6 July 2009

Rowland S Howard

Teenage Snuff Film
Cooking Vinyl, 1999

It reminds me of a song called 'Lay Me Low', five minutes of melodrama that I know like the back of my hand, from the album Let Love In by Nick Cave and the Bad Seeds. On that track, Cave sings about the impact his death will have on the world. It is ridiculously self-indulgent and, eventually, just plain ridiculous. It starts off with his friends and family mourning and then journalists writing their obituaries: "They'll try telephoning my mother/ But they'll end up getting my brother/ Who'll spill the story of some long gone lover/ That I hardly know." Then it moves into fantasy – motorcades ten miles long at his funeral, the sky storming and the sea raging to mark his passing. Oh, what nerve! To believe that the fucking Earth itself would shake at his loss!

The song that reminds me of 'Lay Me Low', and that I have been listening to all week, is 'Sleep Alone', from Rowland S Howard's solo album Teenage Snuff Film. Perhaps it's no coincidence they remind me of each other. Howard was the other main songwriter in The Birthday Party, the group that launched Cave's career. I have written before of how the two met, and how they parted over creative differences, leading to the end of the band. After The Birthday Party, as Cave's solo career took off, Howard remained comparatively underground, collaborating with arty punk artists like Lydia Lunch, joining Crime and the City Solution and later starting his own group These Immortal Souls. In '99, two decades after writing the famous track 'Shivers', he released his own solo album.
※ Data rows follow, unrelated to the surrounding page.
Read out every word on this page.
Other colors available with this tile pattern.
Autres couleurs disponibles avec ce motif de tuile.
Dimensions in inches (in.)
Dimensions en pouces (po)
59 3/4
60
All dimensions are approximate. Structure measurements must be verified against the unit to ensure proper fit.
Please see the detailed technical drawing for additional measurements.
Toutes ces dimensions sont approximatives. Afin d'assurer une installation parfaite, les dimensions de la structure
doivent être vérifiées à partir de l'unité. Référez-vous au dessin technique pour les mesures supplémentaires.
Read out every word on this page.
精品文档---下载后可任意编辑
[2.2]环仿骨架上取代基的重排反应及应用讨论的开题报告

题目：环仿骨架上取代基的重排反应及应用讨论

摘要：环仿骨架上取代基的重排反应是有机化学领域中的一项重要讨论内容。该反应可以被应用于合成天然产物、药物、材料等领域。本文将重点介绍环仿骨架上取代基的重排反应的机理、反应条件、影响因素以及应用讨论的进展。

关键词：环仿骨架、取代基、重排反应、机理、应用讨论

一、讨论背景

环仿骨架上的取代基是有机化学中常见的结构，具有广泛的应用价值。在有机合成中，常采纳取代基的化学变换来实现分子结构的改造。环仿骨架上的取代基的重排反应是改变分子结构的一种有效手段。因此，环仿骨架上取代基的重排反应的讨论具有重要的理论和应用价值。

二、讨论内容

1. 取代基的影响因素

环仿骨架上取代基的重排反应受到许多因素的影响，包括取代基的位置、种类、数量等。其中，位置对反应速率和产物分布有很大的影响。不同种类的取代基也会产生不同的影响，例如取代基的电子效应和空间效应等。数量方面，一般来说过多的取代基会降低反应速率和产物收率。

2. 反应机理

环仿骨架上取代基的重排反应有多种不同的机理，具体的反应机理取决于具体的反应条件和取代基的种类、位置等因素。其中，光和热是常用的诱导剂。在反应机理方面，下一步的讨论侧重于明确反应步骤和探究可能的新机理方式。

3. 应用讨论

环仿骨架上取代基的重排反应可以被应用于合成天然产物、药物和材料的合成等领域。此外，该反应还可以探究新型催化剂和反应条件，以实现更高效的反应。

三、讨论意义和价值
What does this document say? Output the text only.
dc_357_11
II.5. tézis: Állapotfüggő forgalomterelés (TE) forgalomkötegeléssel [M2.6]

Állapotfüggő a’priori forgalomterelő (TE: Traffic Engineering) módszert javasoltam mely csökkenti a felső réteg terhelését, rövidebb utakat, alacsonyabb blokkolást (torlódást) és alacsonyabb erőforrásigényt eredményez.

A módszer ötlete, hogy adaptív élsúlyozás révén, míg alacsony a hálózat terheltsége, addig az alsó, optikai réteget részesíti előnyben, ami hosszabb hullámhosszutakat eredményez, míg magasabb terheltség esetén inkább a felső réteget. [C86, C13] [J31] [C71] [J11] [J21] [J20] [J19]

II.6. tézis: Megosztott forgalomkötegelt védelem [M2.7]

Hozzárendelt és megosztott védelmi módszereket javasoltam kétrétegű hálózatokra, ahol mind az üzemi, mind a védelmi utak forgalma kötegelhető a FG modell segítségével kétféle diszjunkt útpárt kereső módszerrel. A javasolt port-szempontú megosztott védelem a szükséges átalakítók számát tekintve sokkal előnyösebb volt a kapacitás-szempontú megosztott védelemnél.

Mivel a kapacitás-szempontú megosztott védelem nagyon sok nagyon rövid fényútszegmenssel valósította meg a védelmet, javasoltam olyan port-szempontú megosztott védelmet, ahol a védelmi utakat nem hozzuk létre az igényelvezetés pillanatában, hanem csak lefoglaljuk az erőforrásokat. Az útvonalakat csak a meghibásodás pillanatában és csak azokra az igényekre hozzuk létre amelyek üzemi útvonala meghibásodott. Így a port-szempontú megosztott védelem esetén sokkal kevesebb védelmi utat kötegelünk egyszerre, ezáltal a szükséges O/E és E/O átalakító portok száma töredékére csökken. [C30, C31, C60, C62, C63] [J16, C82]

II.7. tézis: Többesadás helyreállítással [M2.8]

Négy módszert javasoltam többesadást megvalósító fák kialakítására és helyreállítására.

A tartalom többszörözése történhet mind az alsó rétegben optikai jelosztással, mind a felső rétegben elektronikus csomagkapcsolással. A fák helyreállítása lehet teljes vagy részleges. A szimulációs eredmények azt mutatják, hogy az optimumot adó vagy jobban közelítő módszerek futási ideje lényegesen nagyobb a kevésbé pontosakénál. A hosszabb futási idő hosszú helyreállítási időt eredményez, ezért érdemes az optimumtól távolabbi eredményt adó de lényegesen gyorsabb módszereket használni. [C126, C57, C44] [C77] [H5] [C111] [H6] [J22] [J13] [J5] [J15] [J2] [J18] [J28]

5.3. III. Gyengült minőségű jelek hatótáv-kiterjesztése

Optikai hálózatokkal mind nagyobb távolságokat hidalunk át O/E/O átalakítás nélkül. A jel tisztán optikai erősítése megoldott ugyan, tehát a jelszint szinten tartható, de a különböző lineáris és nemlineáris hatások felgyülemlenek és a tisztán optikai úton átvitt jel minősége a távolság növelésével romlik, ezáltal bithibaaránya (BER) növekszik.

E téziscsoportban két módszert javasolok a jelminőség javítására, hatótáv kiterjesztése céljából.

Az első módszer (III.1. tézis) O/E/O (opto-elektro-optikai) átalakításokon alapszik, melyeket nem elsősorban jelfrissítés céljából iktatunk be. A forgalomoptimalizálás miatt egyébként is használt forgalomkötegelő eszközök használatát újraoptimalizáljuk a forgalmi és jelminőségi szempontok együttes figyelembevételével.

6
'Sleep Alone' is the final song on the record. It opens with a crash – all wailing guitar and high-pitched squeals of feedback over a pummelling drumbeat – and Howard's posturing as some sort of intergalactic Dirty Harry taking aim at the universe. "First I shot down the stars/ Because you said they ruled us," he sings, matter-of-factly, as if he was just doing a job, before reloading and moving onto the next target. "Then I took out Mars/ Yeah, he was the cruellest/ His lover followed suit/ By way of suicide/ And the others stood there silent/ As I dealt out peace of mind." After taking down the planets, one by one, he finally rests: "The sky is empty, silent/ The Earth is still as stone/ So nothing stands above me/ Now I can sleep alone." It is ego unleashed.